COMPOSITION OF THE VAGINAL MICROFLORA
Since the vaginal microflora appears to be so critical to health and disease, what is its composition? In cases of recurrent UTI the dominant organisms are the uropathogens, generally Escherichia coli2; in recurrent bacterial vaginosis these are anaerobic Gram negative rods, generally Gardnerella vaginalis3; in recurrent yeast vaginitis these are mostly Candida albicans. It was long presumed that Lactobacillus acidophilus was the dominant member of a healthy vaginal microflora, but this is not the case. Studies using culture followed by molecular typing show Lactobacillus crispatus to be the most commonly isolated organism,4 however the culture step has since been found to have limitations as not all organisms are easy to culture. Using only polymerase chain reaction (PCR) and DNA analysis it has recently been shown that Lactobacillus iners is the most common organism, at least in one mainly white population (fig 3).5
Essentially bacterial vaginosis is considered as an overgrowth of anaerobic organisms combined with a loss of the protective lactobacilli normally found in the healthy vagina. Although actual incidence figures are impossible to obtain, bacterial vaginosis is regarded as the most common cause of vaginal symptoms. This infection is commonly found in women aged 17–30 years of age,6 but is also prevalent in older women. Bacterial vaginosis may occur in women without any symptomatology, but it is generally associated with a homogenous white vaginal discharge. For reasons yet to be discovered, bacterial vaginosis has been found to be more common in black American women compared with white women.7 Odour and discharge are the most common symptoms, but half the patients have vulvovaginal irritation.8 Significant genital complications can occur including cervicitis9 and endometritis,10 and bacterial vaginosis patients are at greater risk of HIV infection11 and preterm labour.12
Classically, the diagnosis of bacterial vaginosis has been made by finding the presence of at least 20% of “clue” cells in the squamous cell population on microscopic examination of a saline suspension of vaginal discharge, associated with two of the following13:
Anterior fornix vaginal pH equal or greater than 4.7.

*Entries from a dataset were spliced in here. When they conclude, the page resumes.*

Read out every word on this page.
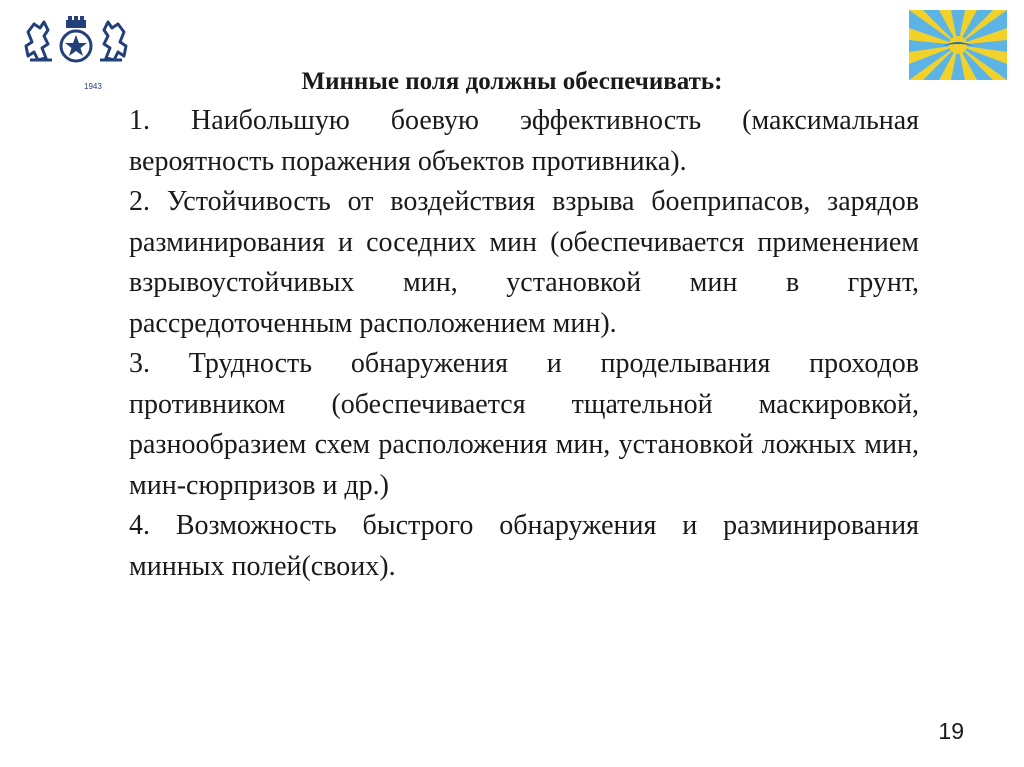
1943	Минные поля должны обеспечивать:

1. Наибольшую боевую эффективность (максимальная вероятность поражения объектов противника).

2. Устойчивость от воздействия взрыва боеприпасов, зарядов разминирования и соседних мин (обеспечивается применением взрывоустойчивых мин, установкой мин в грунт, рассредоточенным расположением мин).

3. Трудность обнаружения и проделывания проходов противником (обеспечивается тщательной маскировкой, разнообразием схем расположения мин, установкой ложных мин, мин-сюрпризов и др.)

4. Возможность быстрого обнаружения и разминирования минных полей(своих).

19
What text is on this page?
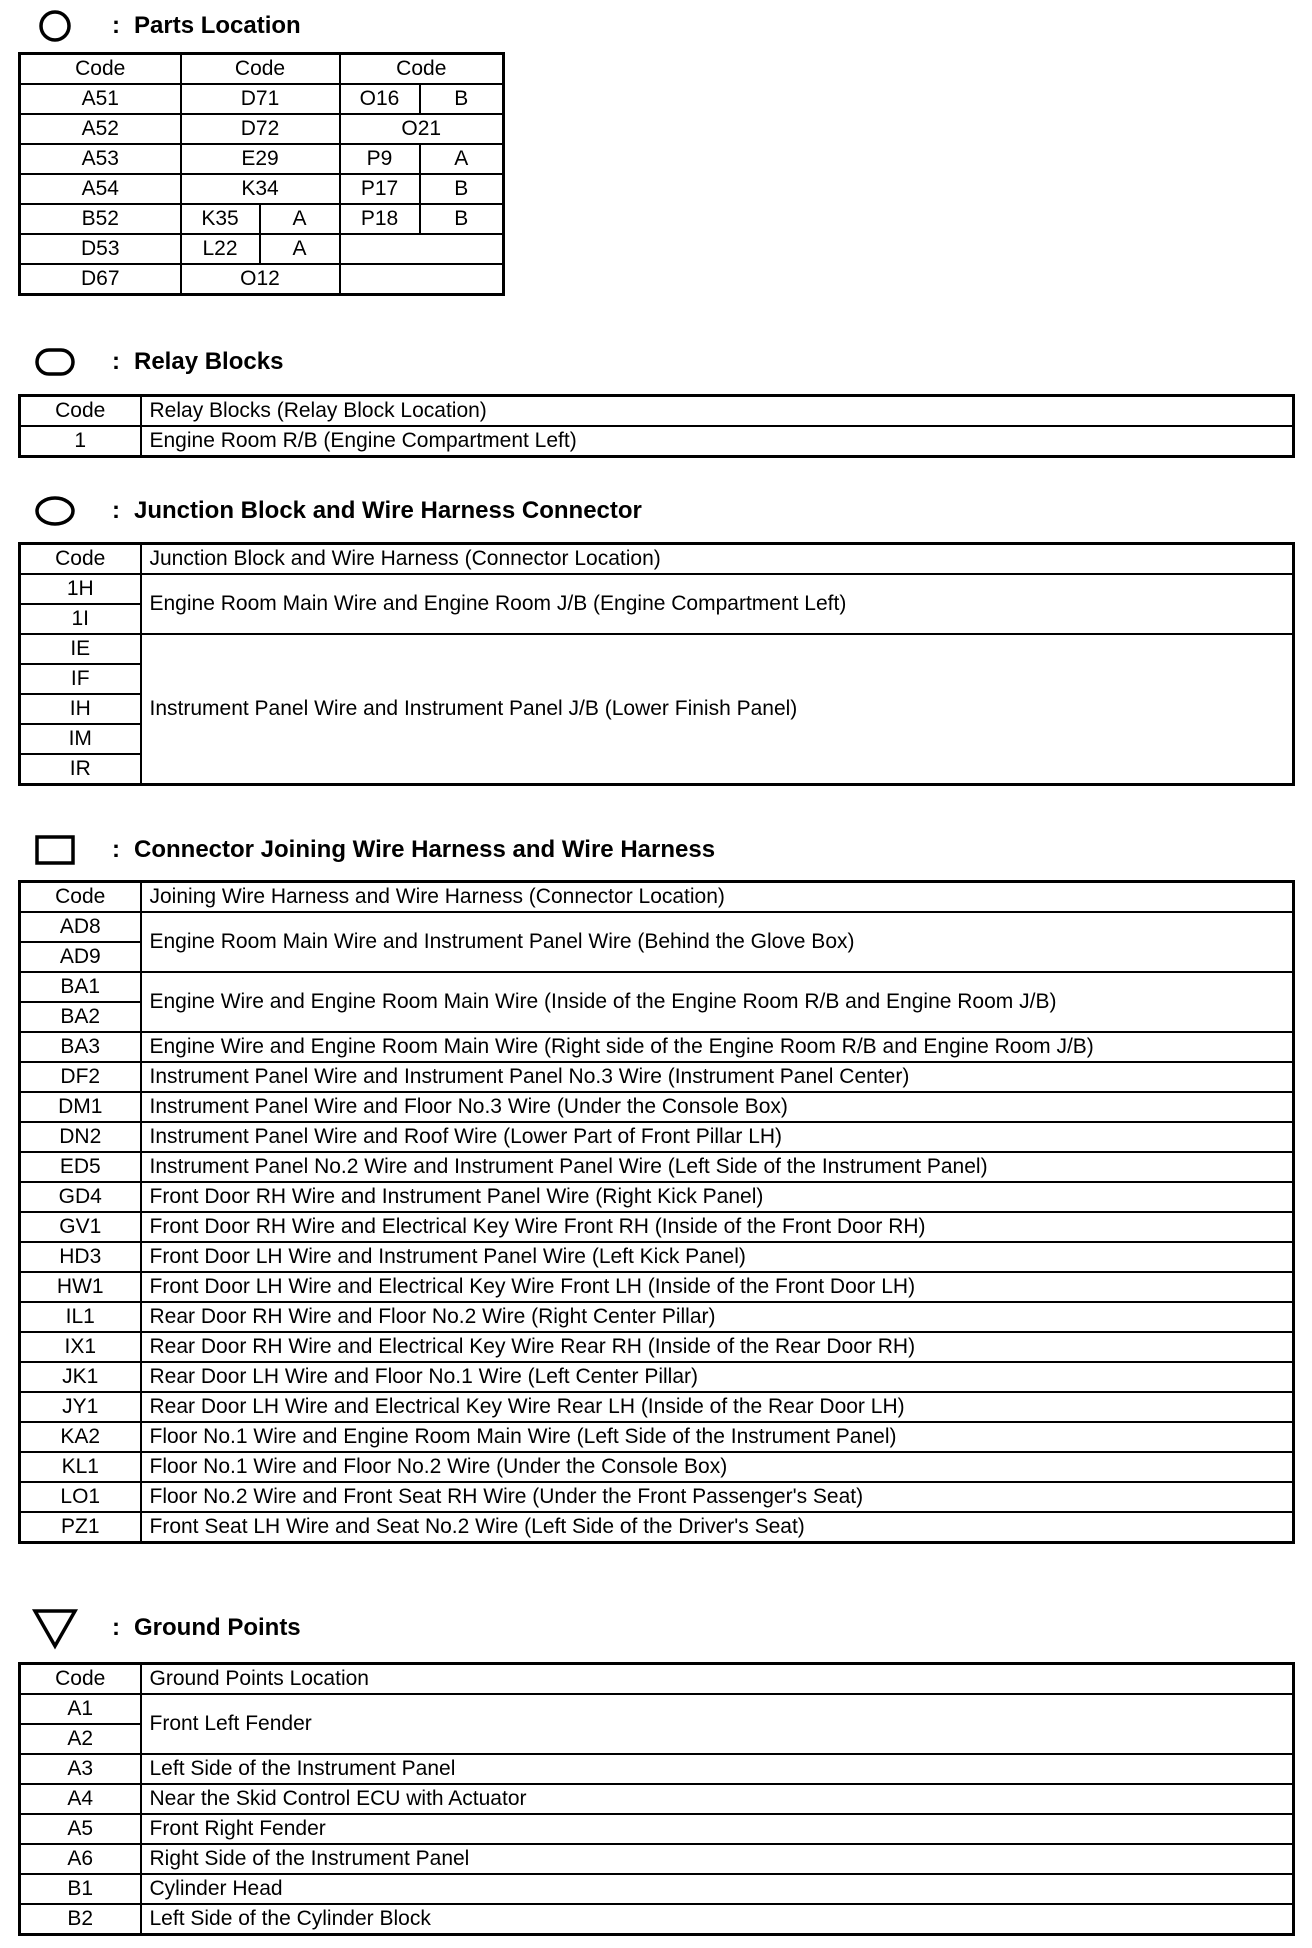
: Parts Location
Code	Code		Code	
A51	D71		O16	B
A52	D72		O21	
A53	E29		P9	A
A54	K34		P17	B
B52	K35	A	P18	B
D53	L22	A		
D67	O12			
: Relay Blocks
Code	Relay Blocks (Relay Block Location)
1	Engine Room R/B (Engine Compartment Left)
: Junction Block and Wire Harness Connector
Code	Junction Block and Wire Harness (Connector Location)
1H	Engine Room Main Wire and Engine Room J/B (Engine Compartment Left)
1I	
IE	Instrument Panel Wire and Instrument Panel J/B (Lower Finish Panel)
IF	
IH	
IM	
IR	
: Connector Joining Wire Harness and Wire Harness
Code	Joining Wire Harness and Wire Harness (Connector Location)
AD8	Engine Room Main Wire and Instrument Panel Wire (Behind the Glove Box)
AD9	
BA1	Engine Wire and Engine Room Main Wire (Inside of the Engine Room R/B and Engine Room J/B)
BA2	
BA3	Engine Wire and Engine Room Main Wire (Right side of the Engine Room R/B and Engine Room J/B)
DF2	Instrument Panel Wire and Instrument Panel No.3 Wire (Instrument Panel Center)
DM1	Instrument Panel Wire and Floor No.3 Wire (Under the Console Box)
DN2	Instrument Panel Wire and Roof Wire (Lower Part of Front Pillar LH)
ED5	Instrument Panel No.2 Wire and Instrument Panel Wire (Left Side of the Instrument Panel)
GD4	Front Door RH Wire and Instrument Panel Wire (Right Kick Panel)
GV1	Front Door RH Wire and Electrical Key Wire Front RH (Inside of the Front Door RH)
HD3	Front Door LH Wire and Instrument Panel Wire (Left Kick Panel)
HW1	Front Door LH Wire and Electrical Key Wire Front LH (Inside of the Front Door LH)
IL1	Rear Door RH Wire and Floor No.2 Wire (Right Center Pillar)
IX1	Rear Door RH Wire and Electrical Key Wire Rear RH (Inside of the Rear Door RH)
JK1	Rear Door LH Wire and Floor No.1 Wire (Left Center Pillar)
JY1	Rear Door LH Wire and Electrical Key Wire Rear LH (Inside of the Rear Door LH)
KA2	Floor No.1 Wire and Engine Room Main Wire (Left Side of the Instrument Panel)
KL1	Floor No.1 Wire and Floor No.2 Wire (Under the Console Box)
LO1	Floor No.2 Wire and Front Seat RH Wire (Under the Front Passenger's Seat)
PZ1	Front Seat LH Wire and Seat No.2 Wire (Left Side of the Driver's Seat)
: Ground Points
Code	Ground Points Location
A1	Front Left Fender
A2	
A3	Left Side of the Instrument Panel
A4	Near the Skid Control ECU with Actuator
A5	Front Right Fender
A6	Right Side of the Instrument Panel
B1	Cylinder Head
B2	Left Side of the Cylinder Block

Release of a fishy odour on addition of 10% potassium hydroxide to the vaginal discharge (positive “whiff test”).
Presence of an increased thin homogenous white vaginal discharge.
These tests represent the gold standard in diagnosing this condition, but in most clinics, this rigid regimen of bacterial vaginosis detection is not achieved. The option of culture is the method of choice in many practitioners’ offices due to the ease of vaginal specimen collection and available laboratory facilities; however, this method is not very reliable for identifying some strict anaerobic bacteria. A more recent screening option is to use a simple Gram stain of a vaginal swab specimen to generate a “Nugent” score, in which the presence of mainly Gram positive rods (indicative of lactobacilli) is scored “normal” and the presence of clue cells, Gram negative rods and absence of lactobacilli is scored as “bacterial vaginosis”.13,14 This method is quite effective, although one study suggested it may not be adequate for evaluating the normal and intermediate vaginal flora in women over 40 years.15
Unfortunately, none of these tests are ideal, and in many cases the patient or physician may misdiagnose the problem and either treat empirically or use antiyeast therapy believing the symptoms to be due to yeast vaginitis.16
Currently, metronidazole is the agent of choice for the treatment of bacterial vaginosis. This therapy is only moderately effective against G vaginalis and Mobiluncus spp, is inactive against Mycoplasma hominis but its metabolites are highly active against anaerobes in general and the Bacteroides spp. There are two recommended dosage regimens for oral metronidazole: 500 mg twice daily for seven days or 2 g given in a single oral dose. Unfortunately, metronidazole is often poorly tolerated due to side effects, including gastrointestinal upset, alcohol intolerance, metallic taste, and infrequently neurological and/or haematological adverse reactions. In addition, cure rates associated with this treatment are low (as low as 61% one month after therapy)17 and there is a high incidence of overgrowth of pathogenic bacteria after treatment. Bacterial vaginosis can be found in association with other vaginal infections, including chlamydia, trichomonas and yeast vaginitis, making diagnosis extremely difficult and treatment problematical.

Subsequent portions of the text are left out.